Job opportunities, jobs and education were recurrent themes throughout the interviews, often discussed as intertwined with one another, and once again the data point to divergences in opinion.  

While some people thought that there were poor job opportunities available to local people, others said that there are decent jobs available for those who proactively seek employment. Jobs and job opportunities are a contested issue that indicates divisions within Barking and Dagenham over questions of responsibility and entitlement, opportunity and inclusion, which may exacerbate already existing problems of feeling of decline.  

Sue: Do you think there are jobs that are seen as good enough to consider coming off benefits […]? Are those sort of Jobs available, good quality jobs?
Adrian: They are not in abundance are they? And these zero hour contracts, and people say it’s getting me in trouble with the social, can’t work seven hours the next week. I do think the government has got to say ‘this is the bare minimum that people need’. And getting them to do it slowly rather than, it is awkward and it is difficult. Getting a job is a job in itself. It really is. 

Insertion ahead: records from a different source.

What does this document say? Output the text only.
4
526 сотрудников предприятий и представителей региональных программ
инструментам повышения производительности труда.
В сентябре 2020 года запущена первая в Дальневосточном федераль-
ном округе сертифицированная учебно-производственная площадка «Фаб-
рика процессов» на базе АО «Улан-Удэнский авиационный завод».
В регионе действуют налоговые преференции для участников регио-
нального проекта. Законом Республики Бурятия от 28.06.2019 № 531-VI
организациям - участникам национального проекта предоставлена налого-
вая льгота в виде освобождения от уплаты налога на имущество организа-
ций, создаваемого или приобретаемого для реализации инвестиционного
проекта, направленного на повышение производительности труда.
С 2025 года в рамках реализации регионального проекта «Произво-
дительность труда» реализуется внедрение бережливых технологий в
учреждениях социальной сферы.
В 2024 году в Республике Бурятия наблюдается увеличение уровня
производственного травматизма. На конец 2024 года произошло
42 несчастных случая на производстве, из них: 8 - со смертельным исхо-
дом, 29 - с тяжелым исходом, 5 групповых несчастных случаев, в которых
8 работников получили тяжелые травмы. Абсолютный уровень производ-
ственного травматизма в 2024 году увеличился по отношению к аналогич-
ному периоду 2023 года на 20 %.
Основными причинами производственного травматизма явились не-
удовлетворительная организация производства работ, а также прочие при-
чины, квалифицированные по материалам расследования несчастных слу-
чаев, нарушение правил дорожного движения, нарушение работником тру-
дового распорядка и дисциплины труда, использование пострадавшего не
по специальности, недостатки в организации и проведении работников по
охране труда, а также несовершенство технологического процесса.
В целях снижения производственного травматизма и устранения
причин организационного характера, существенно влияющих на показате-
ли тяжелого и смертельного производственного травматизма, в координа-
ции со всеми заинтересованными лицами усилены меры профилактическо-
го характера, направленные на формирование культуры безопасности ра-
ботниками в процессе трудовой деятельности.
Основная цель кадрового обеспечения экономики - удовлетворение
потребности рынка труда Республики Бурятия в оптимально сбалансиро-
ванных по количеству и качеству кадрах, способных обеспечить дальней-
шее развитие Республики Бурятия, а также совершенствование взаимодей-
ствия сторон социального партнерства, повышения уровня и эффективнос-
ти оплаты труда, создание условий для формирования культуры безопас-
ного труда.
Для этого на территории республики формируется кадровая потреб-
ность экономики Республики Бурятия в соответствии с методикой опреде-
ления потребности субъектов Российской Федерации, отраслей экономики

Yet other people described other factors they felt prevented them from getting good jobs including immigration and poor educational attainment. Heath had the lowest levels of educational attainment of the five neighbourhood study sites, as 55% of all respondents claimed to have no qualifications at all.

Citizen scientist Carrie, interviewed a group of young people to understand their views on education and future jobs:

Carrie: How confident do you feel that a job or good job will be available to you in the future?
Jason: So many people coming into this country and taking our jobs, so there’s none for us for future generations.   
Carrie: So you don't feel the jobs are there … 
Jason: Limited.  
Carrie: Limited. Is that specifically in this local borough? 
Jason: No it’s all over, it's everywhere.  
Simon: But it also goes back to your grades as well.  
Jason: If you don't get good grades you don't get in. 
Simon: Like if you’ve like flunked your GCSEs and didn’t get the grades you need you don't get good jobs. It all turns on the paperwork although really later in life your brains gonna work better and they’re going to rely on your 15 year self.  

While these interviewees expressed dissatisfaction with the available job prospects, other people spoke in more positive terms: describing the availability of jobs and the availability of training opportunities and resources such as ‘job shops’ to help people find employment. 

Sue asked: What do you think about education, training and job opportunities for people living locally? 

I think there is jobs, there is jobs out there. The colleges are quite good around here. My son goes to a specific college just for plumbing. You know education wise they do try I think.